FACT: Paul Winchell who voices Moe is more famous for providing the voice of Dick Dastardly. Winchell also provided the voice of Woofer in the Woofer & Wimper, Dog Detectives segment of The Skatebirds show. These segments were shortened versions of episodes of Clue Club, which lessened the human characters and focused more on the canine 'heroes'.

                     

Popeye and Son
1987 (13 episodes)
In the 1980s, every cartoon character either had kids (The Pink Panther, Captain Caveman) or were kids (Tom and Jerry, The Flintsones, the Scooby Gang etc) and in the second half of the decade H-B thought it was the turn of Popeye to have a kid. Now, correct me if I'm wrong but wasn't one of the main attractions of the original (and indeed in H-B's own Popeye toon from the 70s) the love triangle between Popeye, Olive Oyl and Bluto? In this version, Popeye and Olive are married and have a son called Junior (original). Not only that, but Bluto is also married and has a son! Despite him being a cartoon character, I swear you can see the embarrassment on Popeye's face, throughout this mess. And Junior is more annoying than his mum, which is quite a feat.
FACT: Maurice LaMarche who portrayed Popeye for this show only is more famous for being the voice of Egon in the Real Ghostbusters and Brain in Pinky and the Brain. He also does many voices on Futurama. And is a freaking legend.

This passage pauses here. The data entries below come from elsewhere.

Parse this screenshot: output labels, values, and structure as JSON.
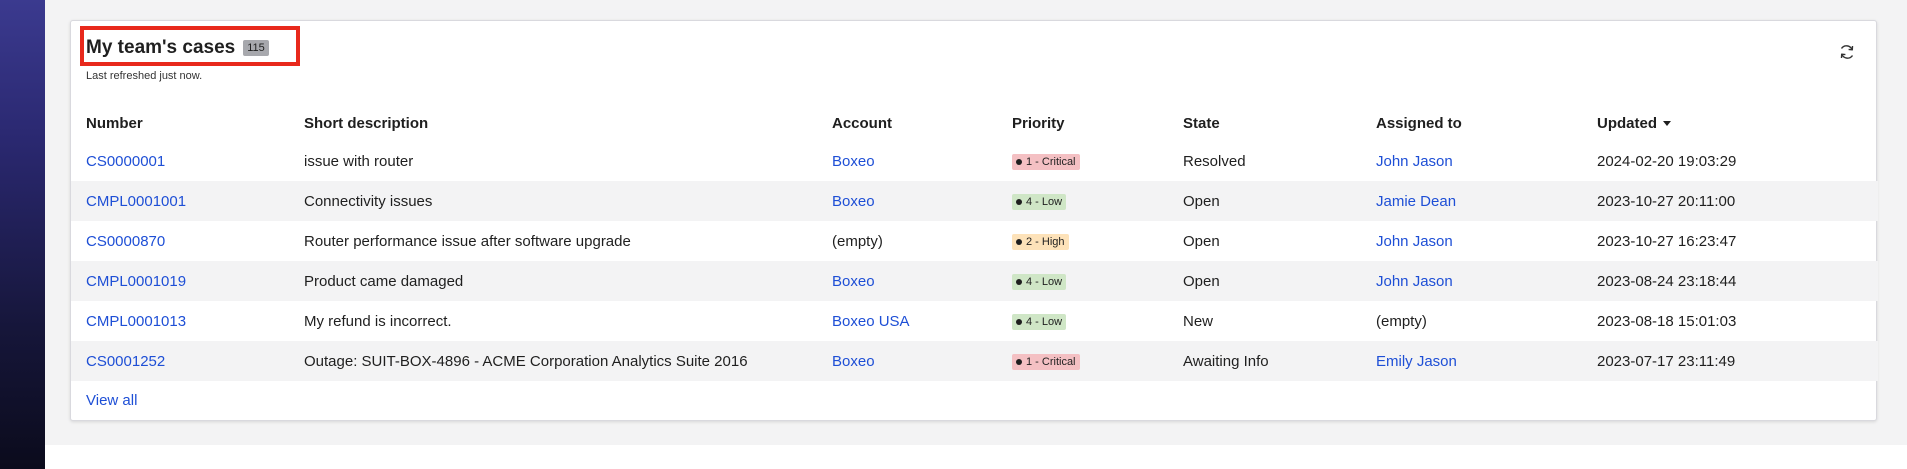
{
  "card": {
    "title": "My team's cases",
    "count": "115",
    "refreshed": "Last refreshed just now.",
    "view_all": "View all"
  },
  "table": {
    "columns": [
      "Number",
      "Short description",
      "Account",
      "Priority",
      "State",
      "Assigned to",
      "Updated"
    ],
    "rows": [
      {
        "number": "CS0000001",
        "description": "issue with router",
        "account": "Boxeo",
        "account_link": true,
        "priority": "1 - Critical",
        "priority_color": "#f4c0c3",
        "state": "Resolved",
        "assigned": "John Jason",
        "assigned_link": true,
        "updated": "2024-02-20 19:03:29"
      },
      {
        "number": "CMPL0001001",
        "description": "Connectivity issues",
        "account": "Boxeo",
        "account_link": true,
        "priority": "4 - Low",
        "priority_color": "#cfe6c6",
        "state": "Open",
        "assigned": "Jamie Dean",
        "assigned_link": true,
        "updated": "2023-10-27 20:11:00"
      },
      {
        "number": "CS0000870",
        "description": "Router performance issue after software upgrade",
        "account": "(empty)",
        "account_link": false,
        "priority": "2 - High",
        "priority_color": "#fde2b9",
        "state": "Open",
        "assigned": "John Jason",
        "assigned_link": true,
        "updated": "2023-10-27 16:23:47"
      },
      {
        "number": "CMPL0001019",
        "description": "Product came damaged",
        "account": "Boxeo",
        "account_link": true,
        "priority": "4 - Low",
        "priority_color": "#cfe6c6",
        "state": "Open",
        "assigned": "John Jason",
        "assigned_link": true,
        "updated": "2023-08-24 23:18:44"
      },
      {
        "number": "CMPL0001013",
        "description": "My refund is incorrect.",
        "account": "Boxeo USA",
        "account_link": true,
        "priority": "4 - Low",
        "priority_color": "#cfe6c6",
        "state": "New",
        "assigned": "(empty)",
        "assigned_link": false,
        "updated": "2023-08-18 15:01:03"
      },
      {
        "number": "CS0001252",
        "description": "Outage: SUIT-BOX-4896 - ACME Corporation Analytics Suite 2016",
        "account": "Boxeo",
        "account_link": true,
        "priority": "1 - Critical",
        "priority_color": "#f4c0c3",
        "state": "Awaiting Info",
        "assigned": "Emily Jason",
        "assigned_link": true,
        "updated": "2023-07-17 23:11:49"
      }
    ]
  },
  "icons": {
    "refresh": "refresh-icon",
    "sort": "sort-descending-icon"
  },
  "colors": {
    "link": "#1e4fd6",
    "highlight_border": "#e8291c"
  }
}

                                                    View complete episode on Youtube
                       

The 13 Ghosts of Scooby Doo 
1985 (13 episodes)
Before the fantastic 1997 direct to video animated move Scooby Doo on Zombie Island, Hanna Barbera introduced real supernatural elements in this, basically to cash in on the hit movie Ghostbusters. The shortest Scooby Doo series ever, this saw the 80s Scooby Gang (that's the one without Velma and Fred) join forces with the incredibly annoying child Flim-Flam to catch ghosts that have escaped a book. They are aided by Vincent Van Ghoul, voiced by the wonderful Vincent Price in his final regular role (he would voice Edgar Allan Poe for one episode of Tiny Toons Adventures in 1991). I remember enjoying this as a kid simply because it was offering something different but the combination of Scrappy Doo and Flim-Flam (voiced by Susan Blu) is so frustratingly annoying. It's like having two Scrappy Doos and nobody wants that.
FACT: The show was cancelled before the main arc could end but the direct to DVD movie Scooby Doo and the 13th Ghost (2019) aims to tie stuff up. As the legendary Mr Price is no longer with us, Vincent Van Ghoul is voiced by Maurice LaMarche who also portrayed him in the series Scooby Doo: Mystery Incorporated.